しかし、そうしてしまうと二年後に訪れる魔物たちの異世界への侵略がなくなってしまう。
「なら、疑似的にも侵略を行うしかない。私自身を騙すんだ。そのために、君は幾らでも世界の時間を越えられるだろう? なら、どこでもいい。未来から、遙か未来から魔物の大群、およそ数十億の魔物を引き連れて、ゲートの前に出現してほしい」
「本当にいいのか? そのまま魔物の大群で二つの国を落とさなければならないのだろう?」
巫女は、ばつの悪そうな表情を浮かべながらも顔を縦に振った。
「そうでもしないと、でもできるだけ致命傷は避けてほしい」
分かってる。紅鷹は心に響かせる。自分勝手な行動で余計な死人を出すつもりはない。そこは、なんとかする。いや、してみせる。

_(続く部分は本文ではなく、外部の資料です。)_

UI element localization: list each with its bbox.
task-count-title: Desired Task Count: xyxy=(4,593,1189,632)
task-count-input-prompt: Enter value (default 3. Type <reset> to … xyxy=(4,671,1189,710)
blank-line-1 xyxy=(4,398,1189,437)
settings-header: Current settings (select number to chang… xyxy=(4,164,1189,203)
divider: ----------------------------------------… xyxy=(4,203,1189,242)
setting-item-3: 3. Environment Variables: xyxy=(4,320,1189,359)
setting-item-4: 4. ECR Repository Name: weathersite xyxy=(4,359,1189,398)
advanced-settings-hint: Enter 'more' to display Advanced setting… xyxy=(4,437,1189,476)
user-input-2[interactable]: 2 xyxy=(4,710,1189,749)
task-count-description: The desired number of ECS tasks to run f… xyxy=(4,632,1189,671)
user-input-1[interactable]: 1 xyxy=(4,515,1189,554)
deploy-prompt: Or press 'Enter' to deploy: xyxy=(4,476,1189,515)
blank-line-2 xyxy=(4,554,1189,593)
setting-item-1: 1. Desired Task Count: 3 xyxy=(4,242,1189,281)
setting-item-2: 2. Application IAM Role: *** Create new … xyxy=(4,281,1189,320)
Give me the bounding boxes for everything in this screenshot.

俺は、すべてを望む。手伝ってもらうぞ、セイン(偽)きっと巫女は想像だにしていないだろう。
紅鷹と、魔王の手下NO、1が、勇者が召喚された世界では手を組んでいたことを。
多分、召喚された世界同様に、巫女の世界でも紅鷹自身のことを話せば協力してくれるのではと踏んでいるが、もし、そうはならなかったら戦うしかない。
セイン(偽)は強い。実際に戦ったことは記憶の中の俺しかないが、全力でぶつからなければ逆にやられてしまいそうなほど厄介な相手だ。

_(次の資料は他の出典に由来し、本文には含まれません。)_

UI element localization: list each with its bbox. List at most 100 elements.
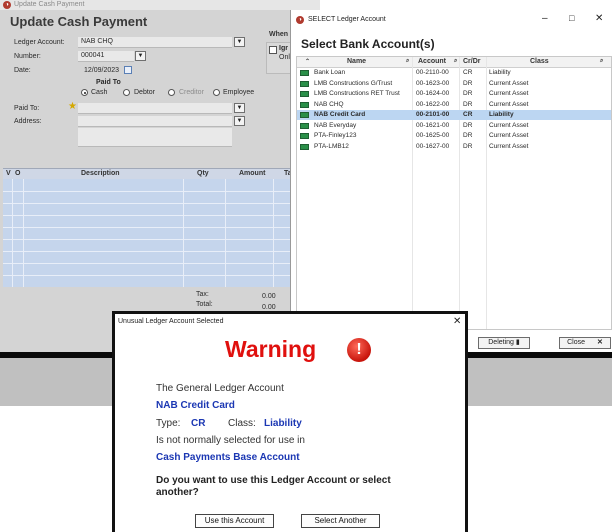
warning-line3: Is not normally selected for use in bbox=[156, 435, 305, 446]
ledger-account-dropdown-button[interactable]: ▼ bbox=[234, 37, 245, 47]
select-ledger-window-title: SELECT Ledger Account bbox=[308, 16, 386, 23]
paid-to-dropdown-button[interactable]: ▼ bbox=[234, 103, 245, 113]
calendar-icon[interactable] bbox=[124, 66, 132, 74]
col-description: Description bbox=[81, 170, 120, 177]
bank-account-icon bbox=[300, 133, 309, 139]
app-logo-icon: ◑ bbox=[3, 1, 11, 9]
bank-account-icon bbox=[300, 101, 309, 108]
radio-cash[interactable] bbox=[81, 89, 88, 96]
number-dropdown-button[interactable]: ▼ bbox=[135, 51, 146, 61]
bank-account-icon bbox=[300, 91, 309, 97]
ledger-row[interactable]: NAB CHQ 00-1622-00 DR Current Asset bbox=[297, 100, 611, 110]
when-sub-label: Onl bbox=[279, 54, 290, 61]
number-value: 000041 bbox=[81, 52, 105, 59]
radio-cash-label: Cash bbox=[91, 89, 108, 96]
radio-creditor[interactable] bbox=[168, 89, 175, 96]
bank-account-icon bbox=[300, 70, 309, 76]
ledger-account-value: NAB CHQ bbox=[81, 38, 113, 45]
ledger-cell-class: Current Asset bbox=[489, 132, 529, 139]
deleting-button-label: Deleting bbox=[488, 339, 514, 346]
address-dropdown-button[interactable]: ▼ bbox=[234, 116, 245, 126]
search-icon[interactable]: ⌕ bbox=[406, 58, 409, 65]
ledger-row[interactable]: PTA-Finley123 00-1625-00 DR Current Asset bbox=[297, 131, 611, 141]
ledger-cell-class: Liability bbox=[489, 69, 511, 76]
warning-line1: The General Ledger Account bbox=[156, 383, 284, 394]
select-ledger-window: ◑ SELECT Ledger Account – □ ✕ Select Ban… bbox=[290, 10, 612, 352]
ledger-cell-name: NAB CHQ bbox=[314, 100, 344, 108]
close-icon[interactable]: ✕ bbox=[595, 13, 603, 24]
ledger-cell-class: Current Asset bbox=[489, 90, 529, 97]
ledger-cell-name: NAB Credit Card bbox=[314, 111, 366, 118]
col-class[interactable]: Class bbox=[530, 58, 549, 65]
date-label: Date: bbox=[14, 67, 31, 74]
radio-employee-label: Employee bbox=[223, 89, 255, 96]
trash-icon: ▮ bbox=[515, 339, 520, 346]
bank-account-icon bbox=[300, 122, 309, 129]
search-icon[interactable]: ⌕ bbox=[454, 58, 457, 65]
ledger-row[interactable]: LMB Constructions G/Trust 00-1623-00 DR Cur… bbox=[297, 79, 611, 89]
ledger-cell-account: 00-1625-00 bbox=[416, 132, 450, 139]
warning-dialog: Unusual Ledger Account Selected ✕ Warnin… bbox=[112, 311, 468, 532]
ledger-account-field[interactable]: NAB CHQ bbox=[78, 37, 232, 48]
sort-up-icon[interactable]: ⌃ bbox=[305, 58, 310, 65]
radio-debtor-label: Debtor bbox=[134, 89, 156, 96]
deleting-button[interactable]: Deleting ▮ bbox=[478, 337, 530, 349]
select-ledger-titlebar: ◑ SELECT Ledger Account – □ ✕ bbox=[291, 10, 612, 30]
ledger-cell-class: Current Asset bbox=[489, 79, 529, 87]
cash-payment-window-title: Update Cash Payment bbox=[14, 1, 85, 8]
bank-account-icon bbox=[300, 112, 309, 118]
address-field[interactable] bbox=[78, 116, 232, 127]
close-icon[interactable]: ✕ bbox=[453, 316, 461, 327]
ledger-row[interactable]: NAB Credit Card 00-2101-00 CR Liability bbox=[297, 110, 611, 120]
use-this-account-button[interactable]: Use this Account bbox=[195, 514, 274, 528]
ledger-cell-account: 00-1627-00 bbox=[416, 142, 450, 150]
ledger-cell-account: 00-1622-00 bbox=[416, 100, 450, 108]
type-value: CR bbox=[191, 418, 206, 429]
ledger-cell-class: Current Asset bbox=[489, 100, 529, 108]
ledger-cell-crdr: DR bbox=[463, 132, 473, 139]
ledger-cell-crdr: DR bbox=[463, 142, 473, 150]
maximize-icon[interactable]: □ bbox=[569, 13, 574, 23]
search-icon[interactable]: ⌕ bbox=[600, 58, 603, 65]
ledger-cell-name: PTA-Finley123 bbox=[314, 132, 357, 139]
address-extra-field[interactable] bbox=[78, 128, 232, 147]
line-items-grid[interactable] bbox=[3, 179, 295, 287]
col-account[interactable]: Account bbox=[418, 58, 446, 65]
bank-account-list[interactable]: ⌃ Name ⌕ Account ⌕ Cr/Dr Class ⌕ Bank Lo… bbox=[296, 56, 612, 330]
col-crdr[interactable]: Cr/Dr bbox=[463, 58, 481, 65]
paid-to-field[interactable] bbox=[78, 103, 232, 114]
radio-employee[interactable] bbox=[213, 89, 220, 96]
radio-debtor[interactable] bbox=[123, 89, 130, 96]
cash-payment-window: ◑ Update Cash Payment Update Cash Paymen… bbox=[0, 0, 320, 352]
ledger-cell-class: Liability bbox=[489, 111, 514, 118]
ledger-row[interactable]: Bank Loan 00-2110-00 CR Liability bbox=[297, 68, 611, 78]
ledger-cell-crdr: DR bbox=[463, 90, 473, 97]
cash-payment-heading: Update Cash Payment bbox=[10, 14, 148, 29]
bank-account-list-header: ⌃ Name ⌕ Account ⌕ Cr/Dr Class ⌕ bbox=[297, 57, 611, 68]
ledger-account-label: Ledger Account: bbox=[14, 39, 65, 46]
warning-dialog-title: Unusual Ledger Account Selected bbox=[118, 318, 224, 325]
date-value[interactable]: 12/09/2023 bbox=[84, 67, 119, 74]
warning-question: Do you want to use this Ledger Account o… bbox=[156, 475, 391, 498]
class-label: Class: bbox=[228, 418, 256, 429]
bank-account-icon bbox=[300, 143, 309, 150]
col-name[interactable]: Name bbox=[347, 58, 366, 65]
col-amount: Amount bbox=[239, 170, 266, 177]
ledger-row[interactable]: NAB Everyday 00-1621-00 DR Current Asset bbox=[297, 121, 611, 131]
number-field[interactable]: 000041 bbox=[78, 51, 134, 62]
minimize-icon[interactable]: – bbox=[542, 13, 548, 24]
ledger-cell-crdr: CR bbox=[463, 111, 473, 118]
warning-heading: Warning bbox=[225, 336, 317, 362]
close-button[interactable]: Close ✕ bbox=[559, 337, 611, 349]
cash-payment-titlebar: ◑ Update Cash Payment bbox=[0, 0, 320, 10]
ledger-cell-class: Current Asset bbox=[489, 121, 529, 129]
ledger-row[interactable]: LMB Constructions RET Trust 00-1624-00 DR C… bbox=[297, 89, 611, 99]
ignore-checkbox[interactable] bbox=[269, 46, 277, 54]
col-o: O bbox=[15, 170, 21, 177]
select-another-button[interactable]: Select Another bbox=[301, 514, 380, 528]
ledger-row[interactable]: PTA-LMB12 00-1627-00 DR Current Asset bbox=[297, 142, 611, 152]
ledger-cell-account: 00-1621-00 bbox=[416, 121, 450, 129]
select-ledger-heading: Select Bank Account(s) bbox=[301, 37, 435, 51]
total-value: 0.00 bbox=[262, 304, 276, 311]
radio-creditor-label: Creditor bbox=[179, 89, 204, 96]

セイン(偽)の魔法破壊はかなり手強い。名前のとおり魔法を破壊されてしまうため、あまり魔法攻撃は有効ではないので、体術で挑むしかなくなるがそれも奴の作戦で、セイン(偽)は体術も扱える奴で、魔法をフェイントに入れながらではないと勝てるかどうか不安だ。
説得できた場合は、セイン(偽)を使って、俺と二手に分かれて魔物を先導し、できるだけ気絶させるように命令する。

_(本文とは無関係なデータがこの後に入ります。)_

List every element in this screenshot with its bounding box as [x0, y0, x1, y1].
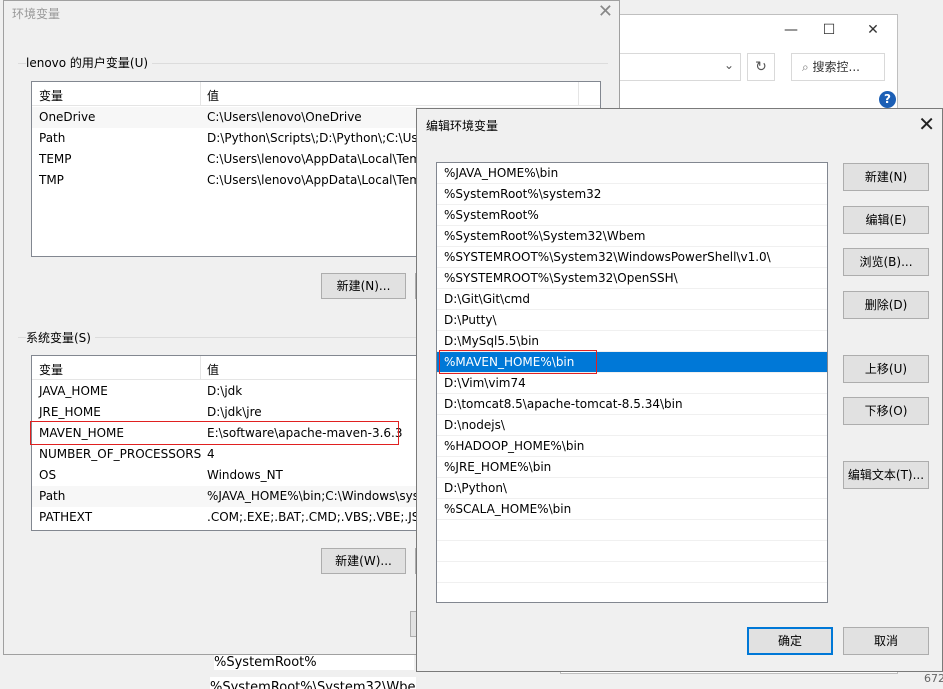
- list-item[interactable]: %SYSTEMROOT%\System32\OpenSSH\: [437, 268, 827, 289]
- list-item[interactable]: %JRE_HOME%\bin: [437, 457, 827, 478]
- list-item[interactable]: %SYSTEMROOT%\System32\WindowsPowerShell\…: [437, 247, 827, 268]
- var-name: NUMBER_OF_PROCESSORS: [39, 447, 202, 461]
- system-new-button[interactable]: 新建(W)...: [321, 548, 406, 574]
- edit-path-button[interactable]: 编辑(E): [843, 206, 929, 234]
- search-placeholder: 搜索控...: [812, 60, 860, 74]
- maximize-icon[interactable]: ☐: [817, 21, 841, 39]
- close-icon[interactable]: ✕: [598, 1, 613, 22]
- list-item[interactable]: D:\Python\: [437, 478, 827, 499]
- var-value: %JAVA_HOME%\bin;C:\Windows\system: [207, 489, 443, 503]
- list-item[interactable]: D:\Vim\vim74: [437, 373, 827, 394]
- list-item[interactable]: %SystemRoot%\System32\Wbem: [437, 226, 827, 247]
- var-value: .COM;.EXE;.BAT;.CMD;.VBS;.VBE;.JS;.JSE: [207, 510, 446, 524]
- list-item[interactable]: %JAVA_HOME%\bin: [437, 163, 827, 184]
- list-item[interactable]: D:\MySql5.5\bin: [437, 331, 827, 352]
- column-header-variable[interactable]: 变量: [39, 361, 63, 378]
- empty-list-row[interactable]: [437, 520, 827, 541]
- search-input[interactable]: ⌕ 搜索控...: [791, 53, 885, 81]
- ok-button[interactable]: 确定: [747, 627, 833, 655]
- var-value: E:\software\apache-maven-3.6.3: [207, 426, 403, 440]
- list-item-selected[interactable]: %MAVEN_HOME%\bin: [437, 352, 827, 373]
- var-value: C:\Users\lenovo\OneDrive: [207, 110, 362, 124]
- column-header-value[interactable]: 值: [207, 87, 219, 104]
- list-item[interactable]: %SCALA_HOME%\bin: [437, 499, 827, 520]
- var-value: 4: [207, 447, 215, 461]
- var-name: TMP: [39, 173, 64, 187]
- var-name: OneDrive: [39, 110, 96, 124]
- var-name: MAVEN_HOME: [39, 426, 124, 440]
- corner-number: 672: [924, 672, 943, 685]
- help-icon[interactable]: ?: [879, 91, 896, 108]
- list-item[interactable]: D:\nodejs\: [437, 415, 827, 436]
- list-item[interactable]: D:\Git\Git\cmd: [437, 289, 827, 310]
- user-vars-group-label: lenovo 的用户变量(U): [26, 54, 153, 71]
- dialog-title: 环境变量: [12, 7, 61, 21]
- close-icon[interactable]: ✕: [918, 112, 935, 136]
- list-item[interactable]: %HADOOP_HOME%\bin: [437, 436, 827, 457]
- edit-environment-variable-dialog: 编辑环境变量 ✕ %JAVA_HOME%\bin %SystemRoot%\sy…: [416, 108, 943, 672]
- refresh-icon[interactable]: ↻: [747, 53, 775, 81]
- column-header-value[interactable]: 值: [207, 361, 219, 378]
- var-value: D:\jdk: [207, 384, 243, 398]
- list-item[interactable]: D:\Putty\: [437, 310, 827, 331]
- background-path-line: %SystemRoot%\System32\Wbem: [210, 677, 416, 689]
- browse-button[interactable]: 浏览(B)...: [843, 248, 929, 276]
- minimize-icon[interactable]: —: [779, 21, 803, 39]
- list-item[interactable]: %SystemRoot%: [437, 205, 827, 226]
- var-name: JRE_HOME: [39, 405, 101, 419]
- var-name: Path: [39, 131, 66, 145]
- var-name: OS: [39, 468, 57, 482]
- window-close-icon[interactable]: ✕: [861, 21, 885, 39]
- list-item[interactable]: D:\tomcat8.5\apache-tomcat-8.5.34\bin: [437, 394, 827, 415]
- system-vars-group-label: 系统变量(S): [26, 329, 95, 346]
- edit-text-button[interactable]: 编辑文本(T)...: [843, 461, 929, 489]
- var-name: Path: [39, 489, 66, 503]
- column-header-variable[interactable]: 变量: [39, 87, 63, 104]
- delete-button[interactable]: 删除(D): [843, 291, 929, 319]
- dialog-title: 编辑环境变量: [426, 119, 499, 133]
- var-value: C:\Users\lenovo\AppData\Local\Temp: [207, 173, 429, 187]
- column-divider[interactable]: [200, 82, 201, 106]
- column-divider[interactable]: [578, 82, 579, 106]
- move-down-button[interactable]: 下移(O): [843, 397, 929, 425]
- var-value: D:\jdk\jre: [207, 405, 262, 419]
- var-value: C:\Users\lenovo\AppData\Local\Temp: [207, 152, 429, 166]
- var-name: TEMP: [39, 152, 72, 166]
- move-up-button[interactable]: 上移(U): [843, 355, 929, 383]
- cancel-button[interactable]: 取消: [843, 627, 929, 655]
- list-header: 变量 值: [32, 82, 600, 106]
- new-path-button[interactable]: 新建(N): [843, 163, 929, 191]
- user-new-button[interactable]: 新建(N)...: [321, 273, 406, 299]
- column-divider[interactable]: [200, 356, 201, 380]
- search-icon: ⌕: [802, 60, 813, 74]
- var-name: JAVA_HOME: [39, 384, 108, 398]
- background-path-line: %SystemRoot%: [214, 655, 414, 670]
- path-entries-list[interactable]: %JAVA_HOME%\bin %SystemRoot%\system32 %S…: [436, 162, 828, 603]
- var-value: D:\Python\Scripts\;D:\Python\;C:\Users: [207, 131, 437, 145]
- var-name: PATHEXT: [39, 510, 93, 524]
- empty-list-row[interactable]: [437, 562, 827, 583]
- chevron-down-icon[interactable]: ⌄: [724, 58, 734, 72]
- var-value: Windows_NT: [207, 468, 283, 482]
- empty-list-row[interactable]: [437, 541, 827, 562]
- list-item[interactable]: %SystemRoot%\system32: [437, 184, 827, 205]
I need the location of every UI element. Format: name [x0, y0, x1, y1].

そうすることで死人を無くし、さらに、巫女が言っていた伝達係の人間を洗脳し、誤認情報を過去の巫女がいる国へ流す。
そして、巫女が時を遡ったのを見計らい魔物たちを滅する。魔物たちは可哀想に感じるが、やむ終えない。
「こんな感じの作戦で良いか?」
紅鷹は、自信の案を巫女に提示し賛否を聞く。
巫女は特に反対するそぶりは見せずに賛成した。
そして、紅鷹が行くかと巫女を誘う。
しかし、巫女はまるで決定的な盲点に気がついたみたいに目を大きく開かせて紅鷹に近づいた。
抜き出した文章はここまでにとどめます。